In this project an attempt has been undertaken of automatic musical phrases evaluation. Estimation of esthetical values using strictly mathematical formulas doesn't really seem to be easy (if it's possible at all), that's why poor effects of this experiment should not surprise. From the same reason, that aim function is not strictly defined we felt eligible to use solutions (in some cases it were even "tricks"), which validity is hard to prove but which (probably) were leading to some approximated way of phrase estimation, taking on account particular properties.

4 functions of melody estimation were used:

*Melo* – task of this function is to estimate sound **pitch** in whole phrase using Fourier transform (DFT)
*Velo* – this function estimates amplitude of sound **volume** in whole phrase using DFT
*Inter* - simplifying – this is average size of **intervals** between successive sounds
*Rthm* - function estimates "richness" of **rhythm**

Last stage is computation of user's **preference** function (*eval*) on basis of given **feature** estimation (*eval_index*).

### Phrase estimation functions

#### "Richness" of melody(*Melo*)

Function computes Discrete Fourier Transform (DFT); set of input samples is a vector of notes pitches, transformed in a way that sequence of successive, identical values is proportional to note's length which this sequence suits. Additional stage of computation fills gaps with neighbor values. Value *eval_index_Melo* is in approximation a sum of amplitudes of positive successive DFT constituents divided by constituent number. Additionally function *Melo* is only estimation function that takes melody tempo on account.

This function in its assumption was about to increase its value due to appearance of larger intervals or/and faster fragments of melody.

#### Differentiation of dynamics (*Velo*)

Function computes Discrete Fourier Transform (DFT); set of input samples is a vector of note pitches values prepared using the same method as above.

**eval_index_Velo = (S**_{k = (1, fmax)} (|F|_{k} / k) + 0.25 * max_{k = (1, fmax)}|F|_{k} ) / f_{max}

, gdzie

**|F|**_{k} is an amplitude of k-th DFT constituent.

#### Mean interval (*Inter*)

**eval_index_Inter = sumeval / sumdiv**

**sumeval** = **S**_{k} **intereval** (n_{k}-n_{k+1}) * div_{k,k+1}

**sumdiv** = **S**_{k} div_{k,k+1}

div_{k,k+1} = min {(d_{k} + d_{k+1}) **/** (d_{k} + d_{k+1} + p_{k,k+1})**, **(d_{k} + p_{k,k+1}) **/** (d_{k+1} + p_{k,k+1})}

, gdzie

*n*_{k} - is k-th note pitch C),

**d**_{k} – is k-th note length ,

**p**_{k,k+1} – gap (pause) between k-th and successive note.

Weight *div*_{k,k+1} introduction is justified because large interval between successive notes is less perceptible while these sounds are separated by large pause or first of them is a short pre-note (ornament) of second.

**intereval** (**k**) = 0.8 * log (**|k|** + 3)

+ 1.0 * log (8 – |**|k| mod 12** – 6|)

+ 1.0 * **tabeval** _{|k| mod 12}

+ 1.0 * [(**|k|** - 1) / 12]

Value of above function is a sum of four constituents. Two of them depend on logarithm from size of interval and distance of interval from size of 6 halftones. tabeval vector contains (arbitrary chosen) values dependent (in approximation) from degree of interval's dissonance. Last ingredient is equal zero only when interval is greater than octave.

#### "Richness" of rhythm(*Rthm*)

set of input samples is a vector of values increasing by 1 which each note.

**eval_index_Rthm = S**_{k = (1, fmax)} (avg_{k} + std_dev_{k}) / f_{max}

, where

**avg**_{k} – is average value **|F**_{k, j}| computed by **j** (bars),

**std_dev**_{k} – is standard deviation among values **F**_{k, j} computed by **j** (bars),

**F**_{k, j} – is value of k-th cosine constituent computed for j-th bar.

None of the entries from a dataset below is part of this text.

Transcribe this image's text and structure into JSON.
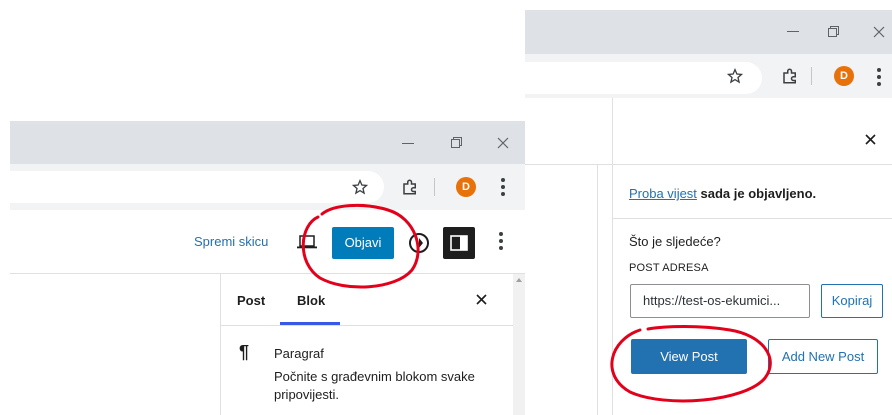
{
  "left_window": {
    "avatar_initial": "D",
    "header": {
      "save_draft": "Spremi skicu",
      "publish": "Objavi"
    },
    "sidebar": {
      "tabs": [
        "Post",
        "Blok"
      ],
      "active_tab": "Blok",
      "block_title": "Paragraf",
      "block_description_line1": "Počnite s građevnim blokom svake",
      "block_description_line2": "pripovijesti."
    }
  },
  "right_window": {
    "avatar_initial": "D",
    "published_notice": {
      "post_link": "Proba vijest",
      "suffix": " sada je objavljeno."
    },
    "whats_next": "Što je sljedeće?",
    "post_address_label": "POST ADRESA",
    "post_address_value": "https://test-os-ekumici...",
    "copy_button": "Kopiraj",
    "view_post_button": "View Post",
    "add_new_post_button": "Add New Post"
  },
  "colors": {
    "wp_blue": "#2271b1",
    "annotation_red": "#e3001b",
    "avatar_orange": "#e8710a",
    "tab_accent": "#3858e9"
  },
  "icons": [
    "minimize-icon",
    "restore-icon",
    "close-icon",
    "star-icon",
    "extensions-icon",
    "kebab-menu-icon",
    "preview-device-icon",
    "jetpack-icon",
    "sidebar-toggle-icon",
    "paragraph-icon"
  ]
}
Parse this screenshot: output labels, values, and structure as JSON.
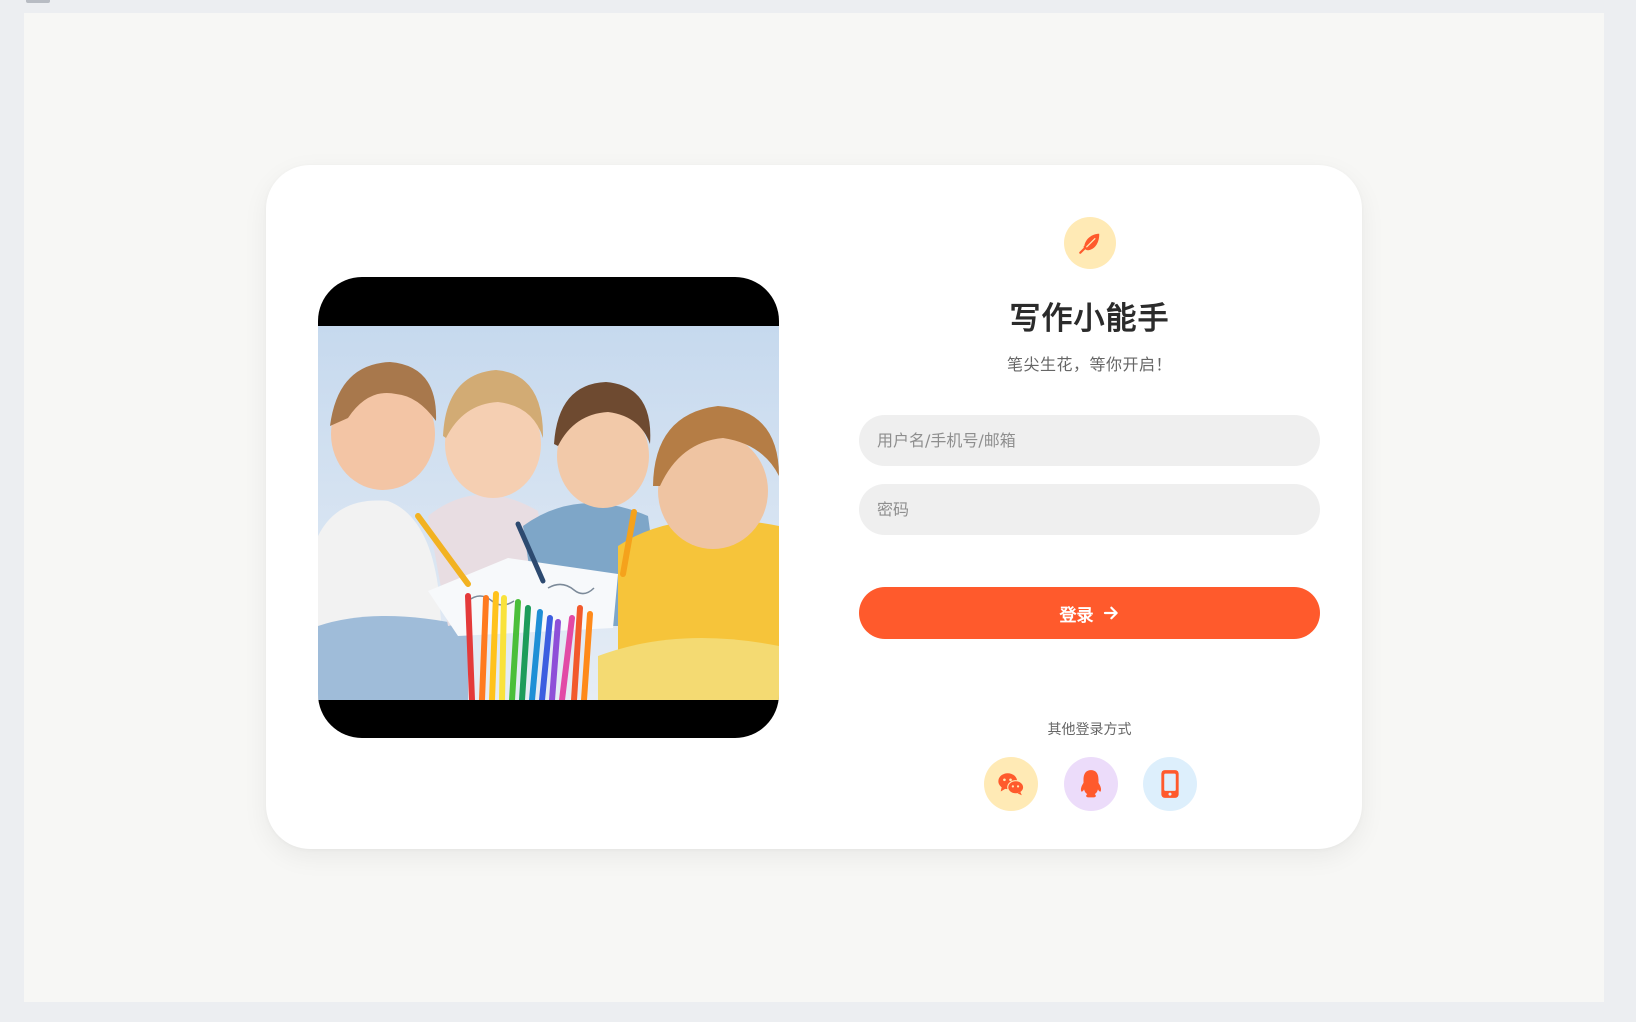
{
  "app": {
    "title": "写作小能手",
    "subtitle": "笔尖生花，等你开启！",
    "logo_icon": "feather-icon"
  },
  "form": {
    "username_placeholder": "用户名/手机号/邮箱",
    "username_value": "",
    "password_placeholder": "密码",
    "password_value": "",
    "login_label": "登录",
    "login_icon": "arrow-right-icon"
  },
  "other_login": {
    "label": "其他登录方式",
    "options": [
      {
        "icon": "wechat-icon",
        "bg": "#ffeab5"
      },
      {
        "icon": "qq-icon",
        "bg": "#ecdcfa"
      },
      {
        "icon": "mobile-phone-icon",
        "bg": "#ddeffc"
      }
    ]
  },
  "colors": {
    "accent": "#ff5a2c",
    "page_bg": "#f7f7f5",
    "card_bg": "#ffffff",
    "field_bg": "#efefef"
  }
}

Both replacing Fourier transform with cosine transform and its computation separately for each bar (together with taking into consideration variety of these values) is justified by willingness to pull out not only the richness' of rhythmic division among whole melody but also differences of local division.

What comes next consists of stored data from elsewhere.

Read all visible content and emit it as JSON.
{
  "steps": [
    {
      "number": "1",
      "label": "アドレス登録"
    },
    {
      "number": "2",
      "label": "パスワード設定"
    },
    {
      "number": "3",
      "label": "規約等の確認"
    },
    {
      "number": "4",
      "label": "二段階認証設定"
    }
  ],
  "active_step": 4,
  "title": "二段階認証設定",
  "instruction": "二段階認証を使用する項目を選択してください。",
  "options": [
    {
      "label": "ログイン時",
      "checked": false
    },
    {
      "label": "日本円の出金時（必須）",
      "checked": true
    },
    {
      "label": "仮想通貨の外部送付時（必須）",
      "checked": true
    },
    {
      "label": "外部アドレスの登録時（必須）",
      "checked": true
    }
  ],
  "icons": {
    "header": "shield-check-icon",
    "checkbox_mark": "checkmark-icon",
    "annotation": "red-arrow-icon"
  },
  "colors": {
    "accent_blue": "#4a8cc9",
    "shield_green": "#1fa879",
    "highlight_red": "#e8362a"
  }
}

### Phrases estimation on basis of characteristics estimation.

For each inspected characteristic value of **preference function** equals:

**eval** = min {a/b, b/a}

, gdzie

`a = `**eval_index** + add

,

`b = best + add`

.

It is quotient scaling to range [0,1]. Usage of constant*add* (except of quotient scaling) prevents from incorrect arithmetical operations if *best* or*eval_index*was equal 0. Constant *Best* i *add* values were set arbitrarily.